Decidiu enviar alguns exemplares das narrativas da mulher a um editor, seu amigo. Queria que ela se certificasse que o que ele lhe dizia não se tratava de insegurança sua, antes de amor. Tentava protegê-la da pancada que se leva nas rejeições. O Editor, Frank Black, demorou poucos dias a analisá-los. A resposta foi peremptória. Vira-se perante revelação de grande qualidade. Aquela pessoa teria a capacidade de transmitir o que havia sido dito muitas vezes, antes de si, numa voz que soava diferente. Poderia mapear, sem dificuldade, as leituras que a suportavam. Afigurava-se, contudo, que a estrada paralela às linhas dos Mestres, havia sido encontrada sem grande dificuldade. Encerrava uma naturalidade intrínseca. Frederik incrédulo. Segurava na missiva do amigo com as mãos inseguras de quem carrega uma péssima notícia. Remeteu, então, escritos seus. Não identificou o autor em nenhum dos envios. O amigo arrasou as suas histórias, apontando-lhes algumas das falhas que ele atribuía ao trabalho da mulher. Aterrado releu inúmeras vezes a escrita de Alice e a sua. Incapaz de ver o mesmo que o amigo, considerou estar louco. Voltou a olhar para as cartas de resposta confirmando que Alice era talentosa e ele sofrível. Enviou os mesmos textos a mais quatro pessoas da área, entre amigos e conhecidos. As respostas coincidiram, no essencial. Chorou. Sentiu-se perdido. Interrogou-se à exaustão. Repensou a existência enquanto escritor. Não se rendeu. Queimou as cartas. Arrumou as criações de ambos nos lugares. Retomou o quotidiano doméstico. As discussões atingiram a intensidade de manifestações na rua. Combativo nas tentativas de dissuadir Alice da sua “arte”. Sem remorso.

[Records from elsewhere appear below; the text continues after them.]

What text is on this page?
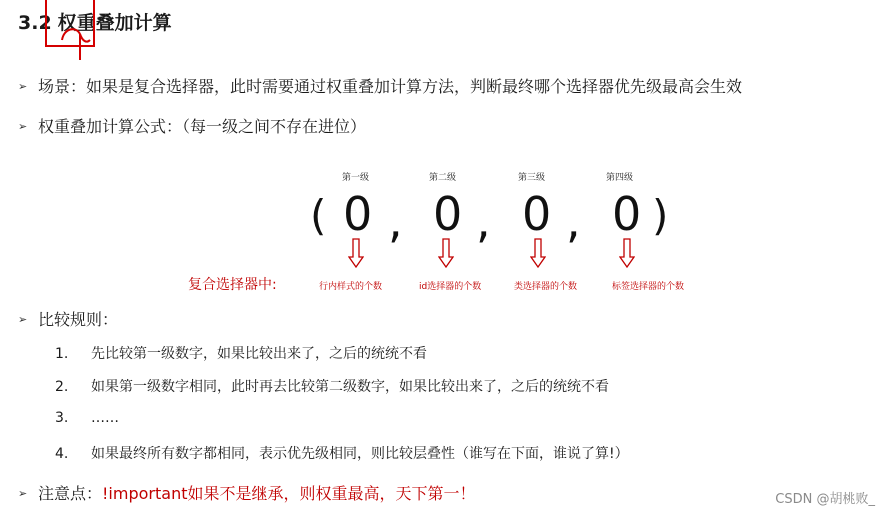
3.2 权重叠加计算
➢ 场景：如果是复合选择器，此时需要通过权重叠加计算方法，判断最终哪个选择器优先级最高会生效
➢ 权重叠加计算公式：（每一级之间不存在进位）
第一级	第二级	第三级	第四级
( 0 , 0 , 0 , 0 )
复合选择器中:	行内样式的个数	id选择器的个数	类选择器的个数	标签选择器的个数
➢ 比较规则：
1. 先比较第一级数字，如果比较出来了，之后的统统不看
2. 如果第一级数字相同，此时再去比较第二级数字，如果比较出来了，之后的统统不看
3. ……
4. 如果最终所有数字都相同，表示优先级相同，则比较层叠性（谁写在下面，谁说了算!）
➢ 注意点：!important如果不是继承，则权重最高，天下第一！	CSDN @胡桃败_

Naquela manhã viu-a despir-se para tomar banho. Escondera-lhe os lápis de cera com que ela adorava escrever nos azulejos. Esperava ouvir-lhe a raiva nos gritos, nos impropérios. Durante vinte minutos o silêncio fora ensurdecedor. Não fosse a água continuar a cair irregularmente, interrompida pelo corpo de Alice e pelos seus movimentos e Frederik sozinho. Sentou-se sobre o tampo fechado da sanita verde, encarando o cortinado opaco com os olhos mortiços. Não ousou chamá-la. Aguardou. Pela primeira vez tinha agido de maneira concreta para a impedir do delírio. Iniciara, nesse dia, a derradeira oposição. Não mais seria benevolente, ou permissivo. Ela abriu a cortina. Frederik olhou para os seios antes de qualquer outra parte do corpo. Era o que mais gostava nela. Horrorizado, observou-a coberta de sangue. Alice utilizara a lâmina da sua gillette na barriga.